Gary Arnold of The Washington Post wrote that the film was "an extraordinarily beautiful and spellbinding picture," but "what's below the surface doesn't stand up to much analysis. I think this is true and that it amounts to a terrible flaw. The dramatic material, while intriguing, isn't adequately developed: many connecting or explanatory scenes appear to be missing (reading the original novel by Alberto Moravia restores some of these), the psychology of the most complex characters is murky, and the climactic and concluding scenes are positively trite." Jan Dawson of The Monthly Film Bulletin wrote, "In his screen adaptation of Moravia's novel, Bertolucci has eliminated all explanations or analysed motivations, as well as any allusions to Marcello's life before the moment he first sees Lino ... The effort of these changes, in purely psychological terms, is to reduce Marcello's story to a model Freudian case history."

In 1994, critic James Berardinelli wrote a review and heralded the film's look: "Storaro and Bertolucci have fashioned a visual masterpiece in The Conformist, with some of the best use of light and shadow ever in a motion picture. This isn't just photography, it's art – powerful, beautiful, and effective. There's a scene in the woods, with sunlight streaming between trees, that's breathtaking to behold – and all the more stunning because of the brutal events that take place before this background."

In a 2012 article in The Guardian, John Patterson defined the film as an "expressionist masterpiece", which "offered a blueprint for a new kind of Hollywood film", inspiring New Hollywood filmmakers.

 Metacritic, which uses a weighted average, assigned the film a score of 100 out of 100, based on 11 critics, indicating "universal acclaim".

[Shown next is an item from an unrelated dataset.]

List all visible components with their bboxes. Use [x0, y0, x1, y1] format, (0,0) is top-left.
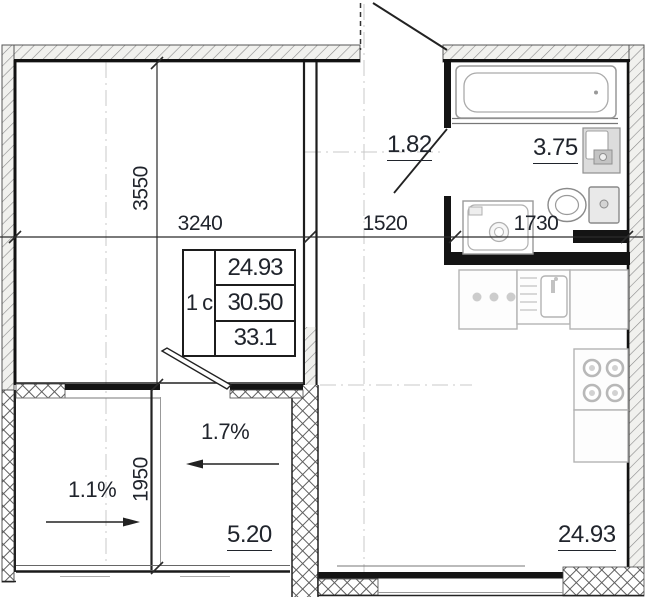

Trintignant considered The Conformist one of the best films he acted in.

===Accolades===
Wins
- Berlin Film Festival: Interfilm Award - Recommendation and Journalists' Special Award, Bernardo Bertolucci; 1970.
- David di Donatello Awards: David; Best Film, Maurizio Lodi-Fe; 1971.
- Belgian Film Critics Association: Grand Prix; 1972.
- National Society of Film Critics Awards: NSFC Award; Best Cinematography, Vittorio Storaro; Best Director, Bernardo Bertolucci; 1972.
- Satellite Awards: Satellite Award: Best Classic DVD; 2006.

Nominations
- Berlin Film Festival: Golden Berlin Bear, Bernardo Bertolucci; 1970.
- Academy Awards: Oscar; Best Writing, Screenplay Based on Material from Another Medium, Bernardo Bertolucci; 1972.
- Golden Globes: Golden Globe; Best Foreign-Language Foreign Film Italy; 1972.

==Legacy==
The film was influential on other filmmakers; the image of blowing leaves in The Conformist, for example, influenced a very similar scene in The Godfather Part II (1974) by Francis Ford Coppola. Coppola also cast actor Gastone Moschin in the same film, based on his role in The Conformist.

Additionally, the scene in which Dominique Sanda's character is chased through the snowy woods after her husband has been murdered, is echoed with mood, lighting and setting in the third-season episode of The Sopranos, "Pine Barrens" (2001), directed by Steve Buscemi.

Canadian artist Alex Colville was influenced by the same scene in The Conformist to paint his 1976 work In the Woods. Colville had both seen the film and read Moravia's 1951 novel.

In a 1995 interview, pop star Madonna listed it as one of her three favorite movies.